El PP rescata la reforma para dar la alcaldía al partido más votado

Reunión del Comité de Dirección del Partido Popular presidida por María Dolores de Cospedal. /David Mudarra (Efe)
Reunión del Comité de Dirección del Partido Popular presidida por María Dolores de Cospedal. / David Mudarra (Efe)

Los populares se conjuran contra los pactos de la oposición en vísperas de la moción de censura contra Cifuentes

Nuria Vega
NURIA VEGAMadrid

No hay regla escrita que garantice la alcaldía al partido ganador. El PP lo sabe bien. En 2015, los pactos sellados entre fuerzas de la izquierda impidieron a los populares conservar plazas tan relevantes como Madrid o Valencia, pese a haber vencido en número de votos. Los acuerdos postelectorales se tradujeron en una pérdida muy importante de poder para la formación conservadora, que volverá a dar la batalla en el Congreso para que sea la lista más respaldada la que gobierne en los ayuntamientos tras las elecciones municipales de 2019.

Las expectativas de éxito de la proposición no de ley son reducidas, aunque fuentes populares dicen estar abiertas a introducir modificaciones en el texto que el grupo parlamentario está terminando de perfilar. En realidad, no es la primera vez que el PP intenta promover la reforma. Ya en 2014 puso sobre la mesa la iniciativa.

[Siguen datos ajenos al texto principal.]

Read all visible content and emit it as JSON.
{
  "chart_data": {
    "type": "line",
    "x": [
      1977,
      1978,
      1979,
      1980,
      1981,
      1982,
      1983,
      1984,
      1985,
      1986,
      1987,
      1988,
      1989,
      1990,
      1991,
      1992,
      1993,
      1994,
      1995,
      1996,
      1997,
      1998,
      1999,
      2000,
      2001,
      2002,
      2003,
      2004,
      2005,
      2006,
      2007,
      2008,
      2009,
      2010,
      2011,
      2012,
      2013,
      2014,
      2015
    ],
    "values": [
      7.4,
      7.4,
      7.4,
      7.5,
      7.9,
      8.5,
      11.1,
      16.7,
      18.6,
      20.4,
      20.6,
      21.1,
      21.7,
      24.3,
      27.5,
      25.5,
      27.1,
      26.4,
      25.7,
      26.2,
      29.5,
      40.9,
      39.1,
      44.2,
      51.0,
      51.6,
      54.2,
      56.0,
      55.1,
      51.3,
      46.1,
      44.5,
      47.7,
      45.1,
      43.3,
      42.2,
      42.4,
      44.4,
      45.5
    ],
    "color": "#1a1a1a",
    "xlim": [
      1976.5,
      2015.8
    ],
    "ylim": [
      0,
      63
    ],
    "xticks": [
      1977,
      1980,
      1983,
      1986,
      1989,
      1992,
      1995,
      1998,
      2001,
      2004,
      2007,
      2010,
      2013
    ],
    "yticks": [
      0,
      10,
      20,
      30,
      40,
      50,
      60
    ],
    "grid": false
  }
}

Contaba entonces con una imponente mayoría absoluta en el Congreso, pero a pocos meses de los comicios municipales, y a riesgo de ser entendido como un intento de cambio interesado de las reglas del juego, accedió ante el PSOE a posponer el debate.

Un año después, la propuesta apareció reconvertida en promesa electoral en el programa con el que Mariano Rajoy se presentó a las generales de 2015. «Debería establecerse una prima de gobernabilidad a aquellos partidos que hayan ganado claramente las elecciones y con una distancia considerable de la segunda fuerza para asegurar que las opciones de gobierno responden fielmente a la voluntad de los ciudadanos», rezaba el texto.

La fórmula pasaría así por conceder la posibilidad de gobernar a la lista que logre un porcentaje de votos determinado -podría ser inferior al 40%- y que, además, saque una ventaja concreta a su rival inmediato. Además, los populares contemplan la posibilidad de introducir una segunda vuelta.

Pero más allá del método, la reivindicación es en sí uno de los ejes de precampaña del PP, que intentará desacreditar la eficacia de los pactos a varias bandas de la izquierda. Rajoy viajará, de hecho, el 5 de mayo a Alicante. Allí los populares recuperaron la semana pasada la alcaldía tras la dimisión del socialista Gabriel Echávarri, imputado por supuestos delitos administrativos. Y la ciudad servirá de trampolín para lanzar la propuesta con mayor empaque.

Ciudadanos y la izquierda

Por otro lado, se trata de un terreno en el que PP aspira a poner a Ciudadanos en la tesitura de pronunciarse. Aunque la filosofía de los liberales ha sido hasta ahora respetar la lista más votada, el partido de Albert Rivera podría querer abandonar su rol de bisagra y acceder con su propio programa a los gobiernos de las ciudades y autonomías en juego en las próximas elecciones. Y, en este contexto, los populares intentan presentar a su adversario en el centro derecha como una organización dispuesta a llegar a acuerdos con la izquierda.

Ese es el mensaje desde que estalló el escándalo del máster de Cristina Cifuentes. El PP, que se resiste a forzar la dimisión de la presidenta madrileña, trata de evidenciar que, llegado el caso, Ciudadanos sería capaz de apoyar la moción de censura del PSOE, aun estando respaldada por Podemos.

Mientras tanto, desde la formación de Albert Rivera no mostraron hoy inconvenientes a participar en una negociación sobre la reforma de la ley electoral, objeto de debate en estos momentos en una subcomisión en el Congreso. «Nosotros -avanzaron fuentes del partido- defenderíamos la elección directa del alcalde con doble vuelta».